Each spring, millions of river herring migrate from the Atlantic Ocean to coastal rivers and streams to spawn, or reproduce. The Coalition, along with the Massachusetts Division of Marine Fisheries and other local groups, monitors herring populations in several Buzzards Bay rivers to track how many fish return to the region every year.
This tracking is important because river herring populations have been in decline for many years. About a decade ago, the stock began to collapse up and down the East Coast. A number of factors led to their downturn, including pollution, dams and other river blockages, overfishing, and bycatch from commercial fisheries in the Atlantic Ocean. This year’s long, cold winter and late start to spring also likely put additional strain on smaller runs.
A loss of river herring is bad news for the Buzzards Bay ecosystem. Without enough herring swimming up the Bay’s rivers each spring, sportfish like striped bass and bluefish and water birds have less food to eat. River herring are one of the main food sources for the Bay’s endangered roseate tern populations on Penikese, Bird, and Ram islands.

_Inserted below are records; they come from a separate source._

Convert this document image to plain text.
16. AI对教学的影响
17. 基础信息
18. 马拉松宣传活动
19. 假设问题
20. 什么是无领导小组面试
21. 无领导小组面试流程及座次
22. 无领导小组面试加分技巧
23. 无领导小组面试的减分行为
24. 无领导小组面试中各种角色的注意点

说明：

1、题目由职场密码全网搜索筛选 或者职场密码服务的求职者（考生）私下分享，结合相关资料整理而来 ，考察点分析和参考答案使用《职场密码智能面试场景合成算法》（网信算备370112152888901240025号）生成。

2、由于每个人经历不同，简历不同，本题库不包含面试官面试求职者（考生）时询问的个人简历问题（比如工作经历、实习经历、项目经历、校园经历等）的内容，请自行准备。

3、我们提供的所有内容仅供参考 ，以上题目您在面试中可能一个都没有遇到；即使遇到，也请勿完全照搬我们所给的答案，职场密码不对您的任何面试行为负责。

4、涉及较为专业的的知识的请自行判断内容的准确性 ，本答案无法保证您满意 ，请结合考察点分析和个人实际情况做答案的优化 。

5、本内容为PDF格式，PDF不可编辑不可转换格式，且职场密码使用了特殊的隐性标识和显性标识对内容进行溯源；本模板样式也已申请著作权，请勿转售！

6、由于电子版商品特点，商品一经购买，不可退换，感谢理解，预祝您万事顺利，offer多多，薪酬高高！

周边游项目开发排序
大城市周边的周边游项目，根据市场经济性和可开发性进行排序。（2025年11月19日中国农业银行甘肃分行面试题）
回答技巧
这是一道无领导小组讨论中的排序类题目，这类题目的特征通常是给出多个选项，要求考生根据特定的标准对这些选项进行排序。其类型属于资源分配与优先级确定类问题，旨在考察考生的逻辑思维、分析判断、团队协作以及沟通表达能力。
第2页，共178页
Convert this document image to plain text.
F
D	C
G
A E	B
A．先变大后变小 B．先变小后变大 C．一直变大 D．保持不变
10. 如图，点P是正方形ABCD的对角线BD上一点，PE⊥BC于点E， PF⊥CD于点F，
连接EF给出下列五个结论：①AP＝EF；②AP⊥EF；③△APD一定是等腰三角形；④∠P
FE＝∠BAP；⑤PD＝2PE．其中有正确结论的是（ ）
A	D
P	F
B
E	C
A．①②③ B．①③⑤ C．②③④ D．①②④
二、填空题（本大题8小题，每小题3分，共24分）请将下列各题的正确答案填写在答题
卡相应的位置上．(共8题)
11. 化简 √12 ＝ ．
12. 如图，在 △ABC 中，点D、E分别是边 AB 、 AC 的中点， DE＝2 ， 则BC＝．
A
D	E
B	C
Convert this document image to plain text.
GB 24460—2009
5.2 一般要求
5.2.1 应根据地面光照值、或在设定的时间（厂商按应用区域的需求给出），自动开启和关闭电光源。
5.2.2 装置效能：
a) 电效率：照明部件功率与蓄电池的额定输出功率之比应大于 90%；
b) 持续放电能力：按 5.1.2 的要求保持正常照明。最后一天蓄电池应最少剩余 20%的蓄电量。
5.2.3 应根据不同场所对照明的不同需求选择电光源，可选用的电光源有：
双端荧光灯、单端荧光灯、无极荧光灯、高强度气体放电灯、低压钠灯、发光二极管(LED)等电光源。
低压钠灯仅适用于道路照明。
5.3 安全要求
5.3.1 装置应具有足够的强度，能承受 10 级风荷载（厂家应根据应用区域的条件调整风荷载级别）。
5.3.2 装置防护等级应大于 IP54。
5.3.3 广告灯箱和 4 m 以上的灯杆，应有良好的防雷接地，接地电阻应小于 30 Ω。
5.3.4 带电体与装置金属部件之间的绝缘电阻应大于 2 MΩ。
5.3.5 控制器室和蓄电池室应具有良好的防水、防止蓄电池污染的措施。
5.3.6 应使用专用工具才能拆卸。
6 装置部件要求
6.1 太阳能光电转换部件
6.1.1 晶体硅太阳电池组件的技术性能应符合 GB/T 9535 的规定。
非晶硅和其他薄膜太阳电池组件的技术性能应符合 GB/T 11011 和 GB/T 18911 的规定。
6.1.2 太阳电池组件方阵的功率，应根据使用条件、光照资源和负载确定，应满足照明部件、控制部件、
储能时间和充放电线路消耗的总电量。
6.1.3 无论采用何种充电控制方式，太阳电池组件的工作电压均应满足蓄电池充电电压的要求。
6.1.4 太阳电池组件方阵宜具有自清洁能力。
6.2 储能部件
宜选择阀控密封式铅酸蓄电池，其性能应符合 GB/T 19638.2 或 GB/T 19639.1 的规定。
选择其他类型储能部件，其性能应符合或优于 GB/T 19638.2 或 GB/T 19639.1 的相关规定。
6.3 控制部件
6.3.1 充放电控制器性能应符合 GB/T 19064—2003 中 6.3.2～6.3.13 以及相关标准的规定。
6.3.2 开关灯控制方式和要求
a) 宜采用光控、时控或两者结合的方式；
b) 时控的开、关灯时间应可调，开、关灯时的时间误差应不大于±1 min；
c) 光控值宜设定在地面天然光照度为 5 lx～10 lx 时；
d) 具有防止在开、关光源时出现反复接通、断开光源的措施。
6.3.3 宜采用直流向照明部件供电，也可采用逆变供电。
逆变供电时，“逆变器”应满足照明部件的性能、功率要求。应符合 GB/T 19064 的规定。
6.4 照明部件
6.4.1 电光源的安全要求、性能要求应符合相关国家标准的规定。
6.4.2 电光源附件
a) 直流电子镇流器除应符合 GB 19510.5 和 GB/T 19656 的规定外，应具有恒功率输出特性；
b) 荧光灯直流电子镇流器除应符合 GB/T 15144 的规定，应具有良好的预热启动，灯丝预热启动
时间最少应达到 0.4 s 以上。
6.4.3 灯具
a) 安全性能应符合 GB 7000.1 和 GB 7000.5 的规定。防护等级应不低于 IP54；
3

In the Acushnet River, nearly 3,700 river herring were counted in 2015. This is a significant drop from last year, but still the third-highest count since monitoring began in 2005. On the Agawam River in Wareham, the Coalition counted over 24,000 fish – about half as many as were recorded in 2014. The Mattapoisett River was down as well. The only local increase in river herring was observed on the Wankinco River (also in Wareham), where just over 14,000 fish swam upstream.
In contrast, the nearby Nemasket River in Middleborough saw an increase to nearly 750,000 river herring this spring.
The return of river herring each spring is triggered by temperature; when the water warms to just over 50 degrees, river herring begin swimming back to the streams where they were born. But because of the long, cold winter, water temperatures took longer to warm up. As a result, spawning runs started very late this year. Once this spring’s herring run did begin, it got off to a strong start. However, it soon tapered off.
There’s another piece of the river herring puzzle — this one located far away from Buzzards Bay, out at sea. Commercial fisheries for mackerel and Atlantic herring have expanded in recent years, and the vessels trawling for these valuable species can accidentally catch river herring in their nets. This is called bycatch, and it’s a big problem for local river herring populations.
Although river herring were down this year in the Buzzards Bay region, there’s still some good news for these fish. In recent years, more herring have been returning to the Bay’s rivers each spring. In 2006, for instance, just 202 river herring were counted in the Acushnet River. The Coalition will continue tracking river herring to monitor their health in the coming years.